MR: It’s actually a little freaky how much of the original live action script is still there. It’s basically the same because we had always planned to really not have an audience for this one and shoot it over the course of a couple of three days and have all these fantasy sequences. Except we picture them with CGI, and the fight sequence would have been with stunt people and wigs and just making a big joke out of how ridiculous it was. As written, it was a departure for us stylistically. So when Gloria was like, “Why don’t we do it animated?” That’s why it jumped out. They’re like, “Oh, it’s already kind of written that way.” It turned out to be great to take advantage of all of the things you can do in animation. But there’s very few things that weren’t already there actually, like the laser beams and the heads exploding—those are all actually all in the live action script.
AVC: There have been reports and interviews about what TV is going to look like going forward. What do you think things look like going forward for your show, and for TV show productions in general?
GCK: I will admit that initially I had seen this as a one-off, but it’s been such a delight that I am open to doing more if that’s what’s meant to be for this moment as a way of continuing. Because I haven’t seen a clear path of returning that keeps national treasures like Rita Moreno safe. So we’ll have to be creative.
MR: Yeah. I’m not going to say we’re taking it one day at a time. [Laughs.] Why would I say that? That would be insane to say. But we’ll just have to wait and see and write. [Danette Chavez]

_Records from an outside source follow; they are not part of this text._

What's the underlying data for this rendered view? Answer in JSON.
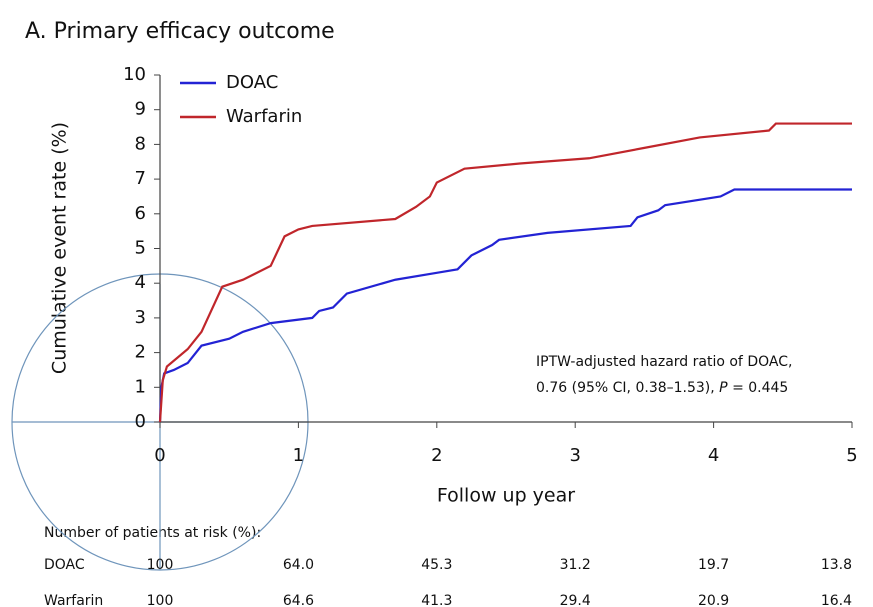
{
  "chart_data": {
    "type": "line",
    "title": "A. Primary efficacy outcome",
    "x_label": "Follow up year",
    "y_label": "Cumulative event rate (%)",
    "xlim": [
      0,
      5
    ],
    "xticks": [
      0,
      1,
      2,
      3,
      4,
      5
    ],
    "ylim": [
      0,
      10
    ],
    "yticks": [
      0,
      1,
      2,
      3,
      4,
      5,
      6,
      7,
      8,
      9,
      10
    ],
    "legend": "upper left",
    "series": [
      {
        "name": "DOAC",
        "color": "#2323d4",
        "x": [
          0,
          0.01,
          0.03,
          0.1,
          0.2,
          0.3,
          0.5,
          0.6,
          0.8,
          1.1,
          1.15,
          1.25,
          1.35,
          1.7,
          2.0,
          2.15,
          2.25,
          2.4,
          2.45,
          2.8,
          3.4,
          3.45,
          3.6,
          3.65,
          4.05,
          4.15,
          5
        ],
        "values": [
          0,
          1.0,
          1.4,
          1.5,
          1.7,
          2.2,
          2.4,
          2.6,
          2.85,
          3.0,
          3.2,
          3.3,
          3.7,
          4.1,
          4.3,
          4.4,
          4.8,
          5.1,
          5.25,
          5.45,
          5.65,
          5.9,
          6.1,
          6.25,
          6.5,
          6.7,
          6.7
        ]
      },
      {
        "name": "Warfarin",
        "color": "#c0262b",
        "x": [
          0,
          0.02,
          0.05,
          0.2,
          0.3,
          0.45,
          0.6,
          0.8,
          0.9,
          1.0,
          1.1,
          1.7,
          1.85,
          1.95,
          2.0,
          2.2,
          2.6,
          3.1,
          3.5,
          3.9,
          4.4,
          4.45,
          5
        ],
        "values": [
          0,
          1.2,
          1.6,
          2.1,
          2.6,
          3.9,
          4.1,
          4.5,
          5.35,
          5.55,
          5.65,
          5.85,
          6.2,
          6.5,
          6.9,
          7.3,
          7.45,
          7.6,
          7.9,
          8.2,
          8.4,
          8.6,
          8.6
        ]
      }
    ],
    "annotation": {
      "line1": "IPTW-adjusted hazard ratio of DOAC,",
      "line2_start": "0.76 (95% CI, 0.38–1.53), ",
      "line2_italic": "P",
      "line2_end": " = 0.445"
    },
    "risk_table": {
      "header": "Number of patients at risk (%):",
      "rows": [
        {
          "name": "DOAC",
          "values": [
            "100",
            "64.0",
            "45.3",
            "31.2",
            "19.7",
            "13.8"
          ]
        },
        {
          "name": "Warfarin",
          "values": [
            "100",
            "64.6",
            "41.3",
            "29.4",
            "20.9",
            "16.4"
          ]
        }
      ]
    }
  }
}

Look for our recap later today.
On stage At home
Rossini’s Semiramide (The Metropolitan Opera Live In HD, 7:30 p.m.): The Metropolitan Opera’s free nightly streams have offered plenty of classics of the opera world, but there have also been quite a few underseen gems. This bel canto opera is one such piece. Soprano Angela Meade stars, trilling her way through aria after dazzling aria, but the vocal pyrotechnics aren’t the only draw. There’s also a truly bonkers plot that includes, in the words of the Met, “political scheming, mistaken identity, divine intervention, and bloodthirsty revenge,” centering on a queen “whose quest for power comes to a halt with the discovery that the object of her affection, the warrior Arsace—sung by mezzo-soprano Elizabeth DeShong—may actually be her long-lost son.” Like all free Met streams, this one becomes available at 7:30 p.m. and will remain free for 23 hours.
Wild card
American Masters: Mae West: Dirty Blonde (PBS, 8 p.m.): PBS calls this “the first major documentary film to explore Mae West’s life and career as she ‘climbed the ladder of success wrong by wrong’ to become a writer, performer, and subversive agitator for social change.” Executive-produced by Bette Midler and directed by Julia Marchesi and Sally Rosenthal, this can’t-miss installment of American Masters traces West’s career from child actor and vaudevillian to Broadway playwright and film star and beyond.
Can you binge it? A considerable selection of previous installments of this invaluable series are available for free through PBS’s website, including Maya Angelou: And Still I Rise, Terrence McNally: Every Act Of Life, Raúl Juliá: The World’s A Stage, Worlds Of Ursula K. Le Guin, and Miles Davis: Birth Of The Cool.
Frontline, “The Virus: What Went Wrong?” (PBS, 9:30 p.m.): This 90-minute special includes interviews “with top officials, scientists and first responders in China, Iran, Italy, South Korea and the U.S…. [and] identifies a chain of fateful missteps—from Chinese authorities’ early silencing of dissent around the emerging virus, to the World Health Organization’s failure to more quickly sound the alarm, to Italian officials’ slow initial reaction. Then, it unpacks the reasons for, and defining moments of, the Trump administration’s halting response despite warnings going back to January, and a string of missed opportunities to contain the virus before it was too late,” per a press release.